Hizbullah flag
Hizbullah flagAFP photo

Senior Gulf Cooperation Council (GCC) officials met in Riyadh on Thursday to coordinate sanctions in the six member states against Lebanon’s Shiite Hizbullah terror group over its support for the Syrian regime, AFP reported.

The meeting was “to develop mechanisms to monitor movements, financial transactions and business operations of Hizbullah,” said Bahraini deputy interior minister Khaled al-Absi, according to the news agency.

The GCC monarchies decided on June 10 to impose sanctions on Hizbullah, targeting residency permits and its financial and business activities in reprisal for the group’s armed intervention in Syria.

Initially Hizbullah said it wanted only to defend 13 Syrian villages along the border where Lebanese Shiites live, and the Sayyeda Zeinab shrine near Damascus, which is revered by Shiites around the world.

However, its terrorists later encircled Qusayr with regime troops before the launch of a withering assault on the strategic border town. Hizbullah leader Hassan Nasrallah has promised that his group will be wherever is needed in Syria.
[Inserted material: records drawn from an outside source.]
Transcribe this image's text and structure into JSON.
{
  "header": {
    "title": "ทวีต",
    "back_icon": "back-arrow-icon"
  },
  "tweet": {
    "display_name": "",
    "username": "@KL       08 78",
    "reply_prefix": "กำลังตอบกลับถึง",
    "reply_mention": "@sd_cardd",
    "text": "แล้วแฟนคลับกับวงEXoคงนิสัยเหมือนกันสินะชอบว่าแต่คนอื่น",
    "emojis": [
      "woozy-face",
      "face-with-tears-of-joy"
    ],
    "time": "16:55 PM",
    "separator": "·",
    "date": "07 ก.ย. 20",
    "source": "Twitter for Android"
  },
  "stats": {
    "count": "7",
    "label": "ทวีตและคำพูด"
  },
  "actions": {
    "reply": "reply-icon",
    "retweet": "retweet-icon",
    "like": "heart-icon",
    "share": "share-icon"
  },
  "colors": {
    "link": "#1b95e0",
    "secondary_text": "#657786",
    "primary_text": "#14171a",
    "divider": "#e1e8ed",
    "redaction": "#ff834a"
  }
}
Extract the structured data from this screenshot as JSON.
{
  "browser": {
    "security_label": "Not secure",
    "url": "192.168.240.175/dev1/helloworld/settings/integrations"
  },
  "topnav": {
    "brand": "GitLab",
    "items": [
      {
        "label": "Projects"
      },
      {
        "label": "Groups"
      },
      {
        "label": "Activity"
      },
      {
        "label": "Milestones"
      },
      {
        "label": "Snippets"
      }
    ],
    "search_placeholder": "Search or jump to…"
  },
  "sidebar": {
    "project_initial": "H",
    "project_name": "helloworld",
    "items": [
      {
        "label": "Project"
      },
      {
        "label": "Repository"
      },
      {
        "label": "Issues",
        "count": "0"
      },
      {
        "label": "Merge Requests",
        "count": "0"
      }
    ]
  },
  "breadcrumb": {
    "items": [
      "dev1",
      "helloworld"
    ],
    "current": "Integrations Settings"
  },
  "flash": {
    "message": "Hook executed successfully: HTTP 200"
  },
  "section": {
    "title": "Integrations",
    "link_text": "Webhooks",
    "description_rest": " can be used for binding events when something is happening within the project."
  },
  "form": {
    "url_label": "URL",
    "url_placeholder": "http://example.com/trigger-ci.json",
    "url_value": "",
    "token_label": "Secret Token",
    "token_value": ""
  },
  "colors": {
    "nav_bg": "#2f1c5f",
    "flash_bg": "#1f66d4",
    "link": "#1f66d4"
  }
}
Absi told reporters that two expert teams will be formed: one to “coordinate with central banks” and the second to review “legal, administrative and financial matters” linked to the sanctions, according to AFP.

Last month’s measure was taken “after the discovery in GCC states of several terrorist cells linked to the group,” said Absi.

However, he did not say how many Hizbullah suspects would be affected by the sanctions or their estimated assets and financial and commercial operations in the region.

The sanctions would be implemented “in coordination... with ministers of commerce and the central banks of the GCC,” the council’s Secretary General Abdullatif al-Zayani has said.

The GCC comprises Bahrain, Kuwait, Oman, Qatar, Saudi Arabia and the United Arab Emirates.

Qatar expelled 18 Lebanese citizens from the gas-rich Gulf state on June 20, a government source in Beirut told AFP.

Bahrain, recently became the first Arab country to blacklist Hizbullah as a terrorist organization and later banned opposition groups from having contact with the organization.